Carolyn shrugged. "Beats me, dear. I'm afraid I really don't know the first thing about abilities like Carlton's, if anyone does. But I would hazard a guess that you might have something to do with it, if I had to."

"Me? Why me?"

"Don't take it the wrong way, dear, but…er…well, the circumstances of your relationship have been a bit…stressful. And then moving in, that's a big adjustment to make. Add that to all the work stress he's had over the past few years, this past year in particular it seems to me, and I for one am not surprised to hear that he's losing control. I'm just glad it's his over his psychic abilities and not his temper, like in years past."

"So how do I help him through this?" Marlowe asked.

"Just be there for him, I suppose. I'm not a motherly person, I never cared much for children, but I will confess I've always had a special fondness for my nephew - of course, he never was particularly childlike so that might be the reason. You will take good care of him, won't you? He's had it kind of rough in the romance department."

"I have every intention of it, Ma'am."

"Good to hear. Keep me posted on the psychic situation, won't you? Maybe I can give you a hand here and there in coping with it."

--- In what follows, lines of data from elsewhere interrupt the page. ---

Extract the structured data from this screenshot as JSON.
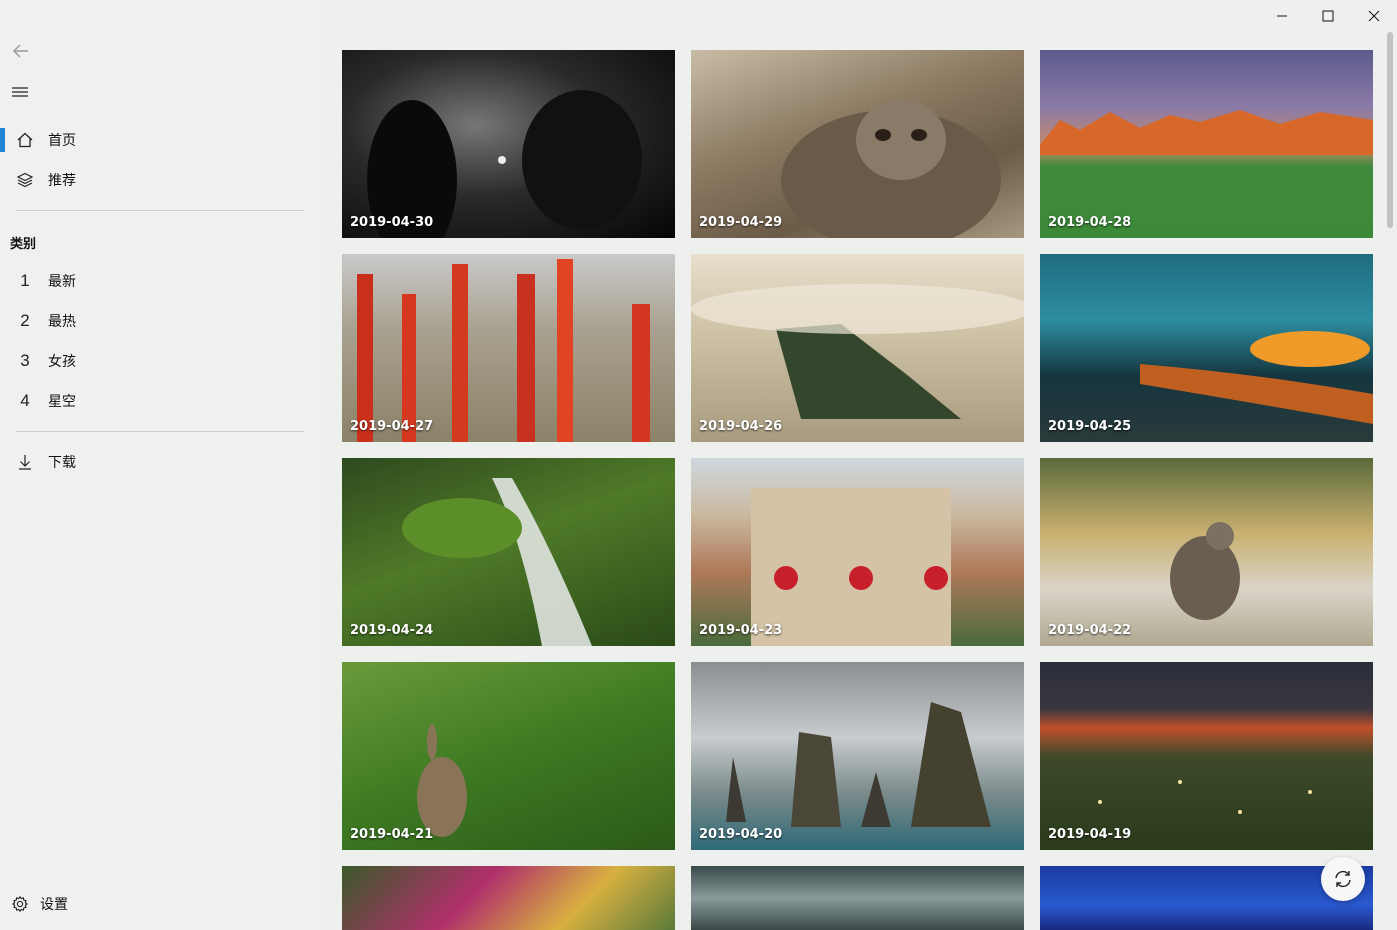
{
  "sidebar": {
    "nav": [
      {
        "label": "首页",
        "icon": "home-icon"
      },
      {
        "label": "推荐",
        "icon": "layers-icon"
      }
    ],
    "section_title": "类别",
    "categories": [
      {
        "num": "1",
        "label": "最新"
      },
      {
        "num": "2",
        "label": "最热"
      },
      {
        "num": "3",
        "label": "女孩"
      },
      {
        "num": "4",
        "label": "星空"
      }
    ],
    "download": {
      "label": "下载",
      "icon": "download-icon"
    },
    "settings": {
      "label": "设置",
      "icon": "gear-icon"
    },
    "accent": "#1e88d6"
  },
  "gallery": {
    "tiles": [
      {
        "date": "2019-04-30"
      },
      {
        "date": "2019-04-29"
      },
      {
        "date": "2019-04-28"
      },
      {
        "date": "2019-04-27"
      },
      {
        "date": "2019-04-26"
      },
      {
        "date": "2019-04-25"
      },
      {
        "date": "2019-04-24"
      },
      {
        "date": "2019-04-23"
      },
      {
        "date": "2019-04-22"
      },
      {
        "date": "2019-04-21"
      },
      {
        "date": "2019-04-20"
      },
      {
        "date": "2019-04-19"
      },
      {
        "date": ""
      },
      {
        "date": ""
      },
      {
        "date": ""
      }
    ]
  }
}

"I will, Ma'am. It was a pleasure to meet you," Marlowe said, and she meant it. She was less truthful when she said it to Irene. "I'd better get going. Carlton is probably close to finished with his report by now, if he hasn't finished already."

"Nice to meet you, too, dear," Carolyn said. "Keep that Poker Night idea in mind, won't you? It would be so nice to play a hand every once in awhile with someone who isn't on Medicare and has more to talk about than their latest bowel movement."

Oh yeah, Marlowe could see where a lot of Carlton's idiosyncrasies came from. She smiled. "I'll bring it up to Carlton, but I don't know if he'll be easy to sway. I have a feeling he might try and hide in the closet or under the bed if I ask him to play a poker game where there's bound to be a lot of girl talk."